The door panels have 2 screws and then is connected throughout with pins. One of the screws is behind the door handle, you'll need to remove a plastic cover with a screwdriver first. The second screw is under the rubber piece in the arm rest. After removing these, its a matter of pulling the door panel off. I'd suggest starting at the inner side and working your way out. Be aware that it will probably sound like you're breaking things, the clips terrified me on the first door panel I removed (and really any trim for that matter).

The columns on the windshield are held in with just clips. Pull from the top. Trust me, I felt the same way when I saw the airbag symbols, but I didn't have a problem.

As for tweeters, they are supposed to be 25mm (1in) tweeters, but if there is any casing around your tweeters (such as was the case with my polk audio set) they aren't going to fit into the designated area.


----------



## Vulgar_Display (Apr 23, 2011)

You say that there is a screw behind the rubber piece on the arm rest? Does that part just pop off to reveal the screw or how do you get it at? 

My next question is it necessary to use a signal summing/eq flatener on the stock head unit? I'm thinking about getting the jl hd 900.5, ranbow components, and a jl 10w6. With that set up I will be able to add some better speakers for rear fill when I feel like dropping some more money. 

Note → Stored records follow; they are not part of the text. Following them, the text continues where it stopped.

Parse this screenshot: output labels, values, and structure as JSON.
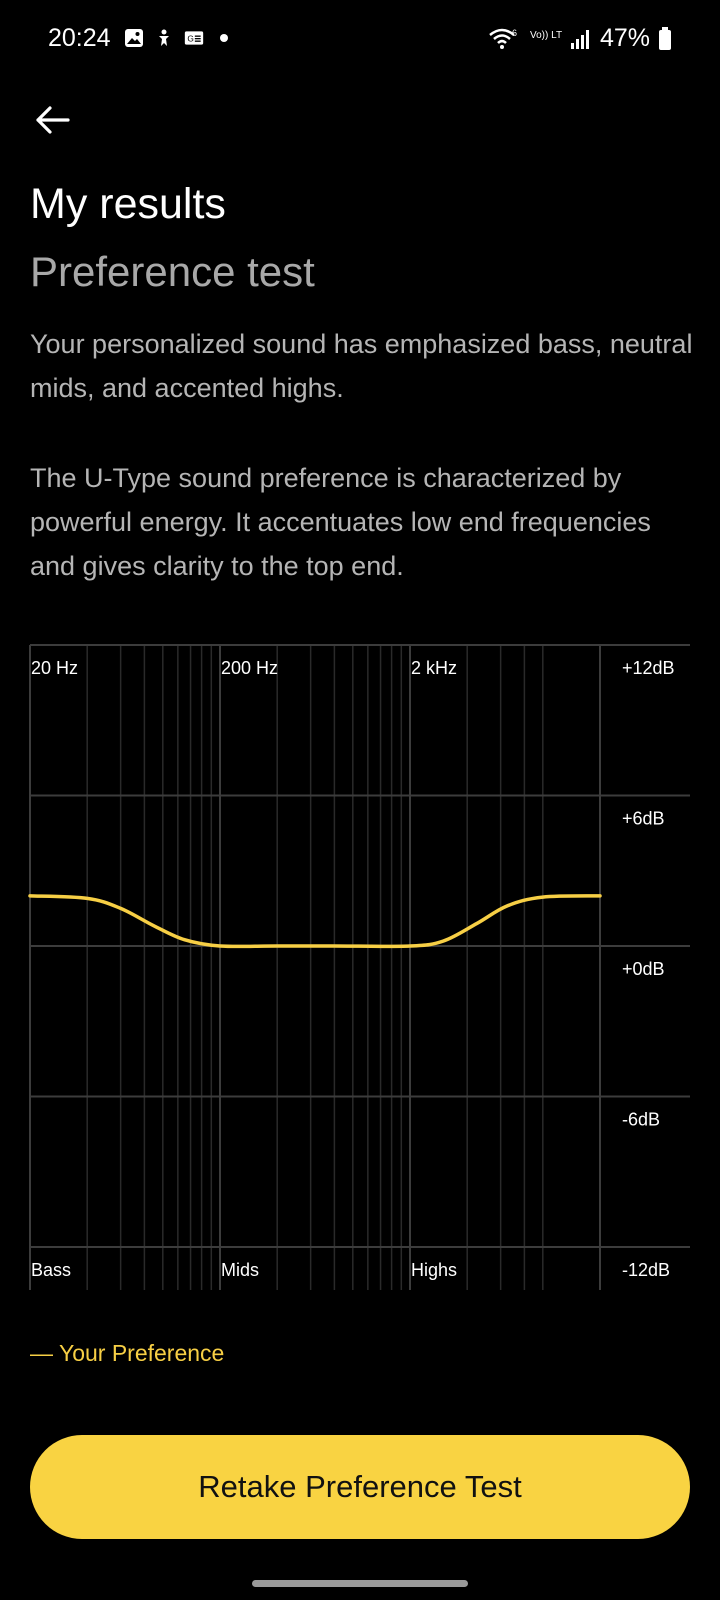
{
  "status_bar": {
    "time": "20:24",
    "battery": "47%",
    "network_label": "Vo)) LTE1",
    "icons_left": [
      "gallery-icon",
      "accessibility-icon",
      "gmail-icon",
      "dot-icon"
    ],
    "icons_right": [
      "wifi-icon",
      "volte-icon",
      "signal-icon",
      "battery-icon"
    ]
  },
  "header": {
    "back_icon": "arrow-left-icon",
    "title": "My results",
    "subtitle": "Preference test"
  },
  "description": {
    "paragraph1": "Your personalized sound has emphasized bass, neutral mids, and accented highs.",
    "paragraph2": "The U-Type sound preference is characterized by powerful energy. It accentuates low end frequencies and gives clarity to the top end."
  },
  "chart_data": {
    "type": "line",
    "x_scale": "log",
    "xlim": [
      20,
      20000
    ],
    "ylim": [
      -12,
      12
    ],
    "x_top_labels": [
      {
        "label": "20 Hz",
        "value": 20
      },
      {
        "label": "200 Hz",
        "value": 200
      },
      {
        "label": "2 kHz",
        "value": 2000
      }
    ],
    "x_bottom_labels": [
      {
        "label": "Bass",
        "value": 20
      },
      {
        "label": "Mids",
        "value": 200
      },
      {
        "label": "Highs",
        "value": 2000
      }
    ],
    "y_labels": [
      {
        "label": "+12dB",
        "value": 12
      },
      {
        "label": "+6dB",
        "value": 6
      },
      {
        "label": "+0dB",
        "value": 0
      },
      {
        "label": "-6dB",
        "value": -6
      },
      {
        "label": "-12dB",
        "value": -12
      }
    ],
    "series": [
      {
        "name": "Your Preference",
        "color": "#f7cf45",
        "points": [
          {
            "x": 20,
            "y": 2
          },
          {
            "x": 40,
            "y": 1.9
          },
          {
            "x": 60,
            "y": 1.5
          },
          {
            "x": 90,
            "y": 0.8
          },
          {
            "x": 130,
            "y": 0.25
          },
          {
            "x": 200,
            "y": 0
          },
          {
            "x": 400,
            "y": 0
          },
          {
            "x": 800,
            "y": 0
          },
          {
            "x": 2000,
            "y": 0
          },
          {
            "x": 3000,
            "y": 0.2
          },
          {
            "x": 4500,
            "y": 0.9
          },
          {
            "x": 6500,
            "y": 1.6
          },
          {
            "x": 10000,
            "y": 1.95
          },
          {
            "x": 20000,
            "y": 2
          }
        ]
      }
    ],
    "grid": true
  },
  "legend": {
    "label": "— Your Preference",
    "color": "#f7cf45"
  },
  "actions": {
    "retake_label": "Retake Preference Test"
  }
}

I spend 2 hours in my car a day I might as well listen to some real good music.


----------



## bigbee60 (Nov 24, 2010)

A good rule of thumb in any car work is to remove the negative battery terminal before starting work. That way you won't short out any airbag sensors, etc. I've swapped steering wheels and airbags, ran power to auto-dimming mirrors through the A pillars, and changed seat tracks on airbag equipped seats over the years with no issues, but doing all those with the power off is the best way to tackle them.

I put the cable end where it connect to the battery into an old sneaker while I'm working so it doesn't hit the frame or some other metallic piece and possibly come to life.


----------



## KitH151 (Mar 25, 2011)

Vulgar_Display said:


> You say that there is a screw behind the rubber piece on the arm rest? Does that part just pop off to reveal the screw or how do you get it at?

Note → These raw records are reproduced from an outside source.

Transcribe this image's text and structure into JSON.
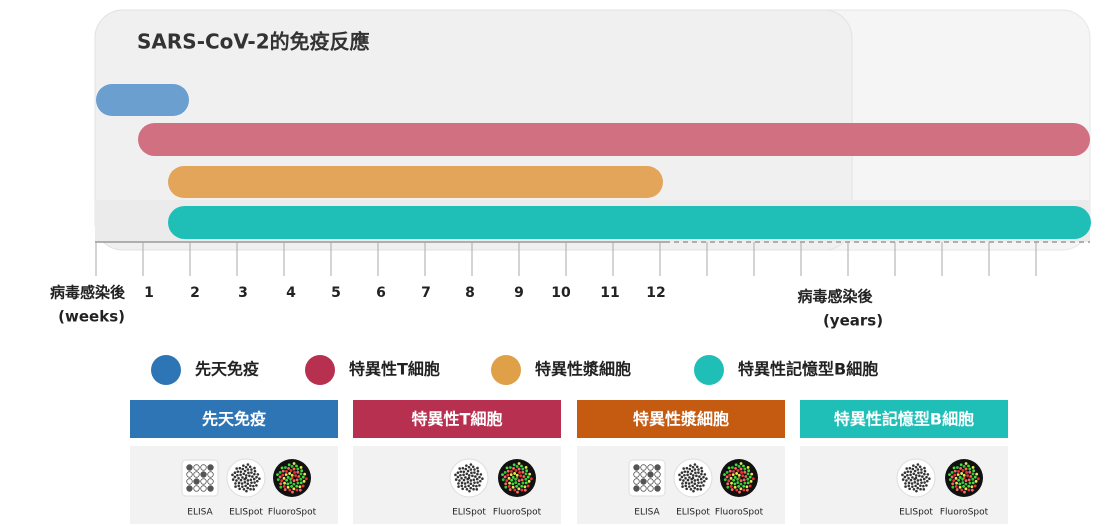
{
  "title": "SARS-CoV-2的免疫反應",
  "x_axis": {
    "weeks": {
      "label": "病毒感染後",
      "unit": "(weeks)",
      "ticks": [
        1,
        2,
        3,
        4,
        5,
        6,
        7,
        8,
        9,
        10,
        11,
        12
      ]
    },
    "years": {
      "label": "病毒感染後",
      "unit": "(years)"
    }
  },
  "legend": [
    {
      "label": "先天免疫",
      "color": "#2e75b6"
    },
    {
      "label": "特異性T細胞",
      "color": "#b8304f"
    },
    {
      "label": "特異性漿細胞",
      "color": "#e0a048"
    },
    {
      "label": "特異性記憶型B細胞",
      "color": "#1fbfb8"
    }
  ],
  "cards": [
    {
      "title": "先天免疫",
      "color": "#2e75b6",
      "methods": [
        "ELISA",
        "ELISpot",
        "FluoroSpot"
      ]
    },
    {
      "title": "特異性T細胞",
      "color": "#b8304f",
      "methods": [
        "ELISpot",
        "FluoroSpot"
      ]
    },
    {
      "title": "特異性漿細胞",
      "color": "#c55a11",
      "methods": [
        "ELISA",
        "ELISpot",
        "FluoroSpot"
      ]
    },
    {
      "title": "特異性記憶型B細胞",
      "color": "#1fbfb8",
      "methods": [
        "ELISpot",
        "FluoroSpot"
      ]
    }
  ]
}
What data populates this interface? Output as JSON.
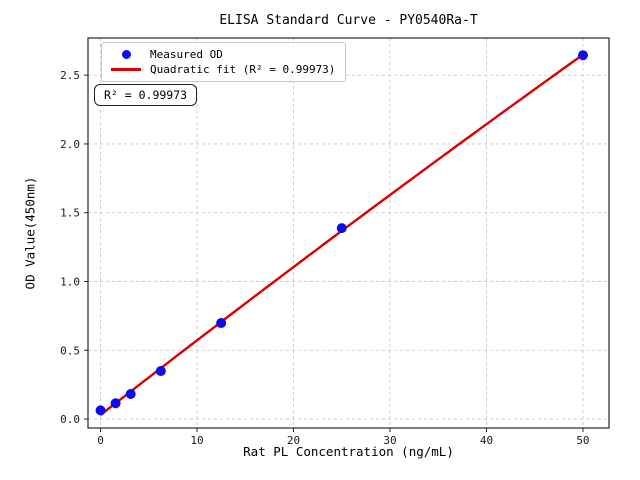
{
  "figure": {
    "title": "ELISA Standard Curve - PY0540Ra-T",
    "xlabel": "Rat PL Concentration (ng/mL)",
    "ylabel": "OD Value(450nm)",
    "legend": {
      "position": "upper left",
      "items": [
        {
          "marker": "dot",
          "label": "Measured OD"
        },
        {
          "marker": "line",
          "label": "Quadratic fit (R² = 0.99973)"
        }
      ]
    },
    "annotation": "R² = 0.99973"
  },
  "colors": {
    "measured_points": "#0d0de8",
    "fit_line": "#dc0000",
    "grid": "#c9c9c9",
    "axis": "#262626",
    "tick_label": "#1a1a1a"
  },
  "chart_data": {
    "type": "scatter",
    "title": "ELISA Standard Curve - PY0540Ra-T",
    "xlabel": "Rat PL Concentration (ng/mL)",
    "ylabel": "OD Value(450nm)",
    "grid": true,
    "legend_position": "upper left",
    "xlim": [
      -1.3,
      52.7
    ],
    "ylim": [
      -0.065,
      2.77
    ],
    "xticks": [
      0,
      10,
      20,
      30,
      40,
      50
    ],
    "xtick_labels": [
      "0",
      "10",
      "20",
      "30",
      "40",
      "50"
    ],
    "yticks": [
      0,
      0.5,
      1.0,
      1.5,
      2.0,
      2.5
    ],
    "ytick_labels": [
      "0.0",
      "0.5",
      "1.0",
      "1.5",
      "2.0",
      "2.5"
    ],
    "series": [
      {
        "name": "Measured OD",
        "type": "scatter",
        "x": [
          0,
          1.5625,
          3.125,
          6.25,
          12.5,
          25,
          50
        ],
        "y": [
          0.063,
          0.115,
          0.182,
          0.349,
          0.698,
          1.388,
          2.645
        ]
      },
      {
        "name": "Quadratic fit (R² = 0.99973)",
        "type": "quadratic_fit",
        "fit_of": "Measured OD",
        "r_squared": 0.99973,
        "fit_x_range": [
          0,
          50
        ]
      }
    ]
  }
}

The rubber piece down in the arm rest should just slide out. There's no glue or anything. For the piece of plastic behind the door handle you can probably use your fingernail or, worst case scenario, a flat head screw driver to remove it. If you need/want pics let me know and I'll get them in the morning.



Vulgar_Display said:


> My next question is it necessary to use a signal summing/eq flatener on the stock head unit? I'm thinking about getting the jl hd 900.5, ranbow components, and a jl 10w6. With that set up I will be able to add some better speakers for rear fill when I feel like dropping some more money.


You shouldn't need one. That system should work pretty well for you.

As for an audio section to the forums, I also think this might not be a bad idea. There are a decent number of threads about it, and while using search in the general section does work, it would be nice to have a designated area. Just my 2 cents.


----------



## Vulgar_Display (Apr 23, 2011)

By the way in case anyone didn't know if you go into the settings on your cruze radio you can turn off the automatic volume adjusting crap.


----------



## cruzeman (Mar 13, 2011)

KitH151 said:


> The rubber piece down in the arm rest should just slide out. There's no glue or anything. For the piece of plastic behind the door handle you can probably use your fingernail or, worst case scenario, a flat head screw driver to remove it. If you need/want pics let me know and I'll get them in the morning..


can anyone offer any advice as to how the rubber arm rest slides out? and does the door handle stay on car or does that have to come off as well?


----------



## cruzeman (Mar 13, 2011)

anybody??? I need help!!!!


----------